Microsoft may have killed the tool that makes it easy to port Android apps onto Windows phones

Microsoft has indefinitely delayed Project Astoria, a set of tools that would make it easy for Android developers to port their apps onto Windows 10 Mobile, Re/code reports.

Windows Mobile currently has a big app problem as it lacks many popular apps, such as Snapchat. Porting Android apps could have been a way to fix this problem.

Astoria is part of a “four bridges” plan that includes tools to port Web apps (Project Westminster), classic Win32 apps (Project Centennial), and iOS apps (Project Islandwood) onto Windows phones. The tools for iOS and Web developers are now ready, making the absence of the Android Bridge conspicuous.

Re/Code quotes a Microsoft spokesperson as saying “the Astoria bridge is not ready yet, but other tools offer great options for developers.” Windows Central reports that the project has been put on-hold indefinitely.

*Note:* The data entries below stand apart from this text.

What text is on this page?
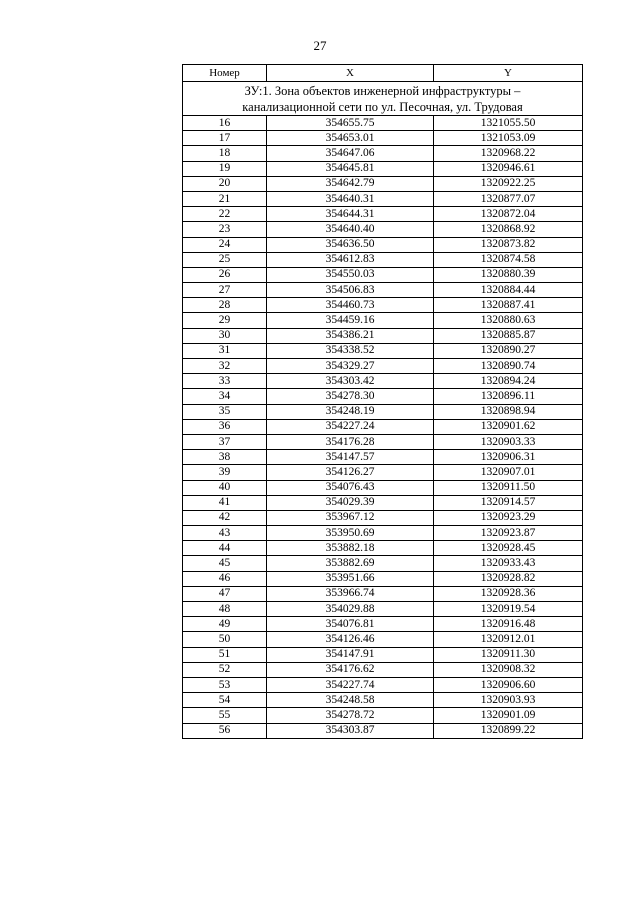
27
Номер	X	Y
ЗУ:1. Зона объектов инженерной инфраструктуры –
канализационной сети по ул. Песочная, ул. Трудовая		
16	354655.75	1321055.50
17	354653.01	1321053.09
18	354647.06	1320968.22
19	354645.81	1320946.61
20	354642.79	1320922.25
21	354640.31	1320877.07
22	354644.31	1320872.04
23	354640.40	1320868.92
24	354636.50	1320873.82
25	354612.83	1320874.58
26	354550.03	1320880.39
27	354506.83	1320884.44
28	354460.73	1320887.41
29	354459.16	1320880.63
30	354386.21	1320885.87
31	354338.52	1320890.27
32	354329.27	1320890.74
33	354303.42	1320894.24
34	354278.30	1320896.11
35	354248.19	1320898.94
36	354227.24	1320901.62
37	354176.28	1320903.33
38	354147.57	1320906.31
39	354126.27	1320907.01
40	354076.43	1320911.50
41	354029.39	1320914.57
42	353967.12	1320923.29
43	353950.69	1320923.87
44	353882.18	1320928.45
45	353882.69	1320933.43
46	353951.66	1320928.82
47	353966.74	1320928.36
48	354029.88	1320919.54
49	354076.81	1320916.48
50	354126.46	1320912.01
51	354147.91	1320911.30
52	354176.62	1320908.32
53	354227.74	1320906.60
54	354248.58	1320903.93
55	354278.72	1320901.09
56	354303.87	1320899.22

Shelving the plans for Project Astoria is a blow to Windows 10 Mobile. Microsoft told Business Insider that the Windows Store has 500,000 apps, of which around 390,000 are available on mobile. This is far behind the total app counts for iOS (1.5 million) and Android (1.6 million). By missing out on all of these apps, Microsoft is hindering the chances of Windows phones ever becoming a success.

Microsoft’s stated goal for Windows 10 is one billion users and so the company is relying on sheer usage numbers to attract developers. The company has previously tried to incentivise developers with financial rewards.

Business Insider has reached out to Microsoft to ask about the status of Project Astoria. We will update the post when we hear back.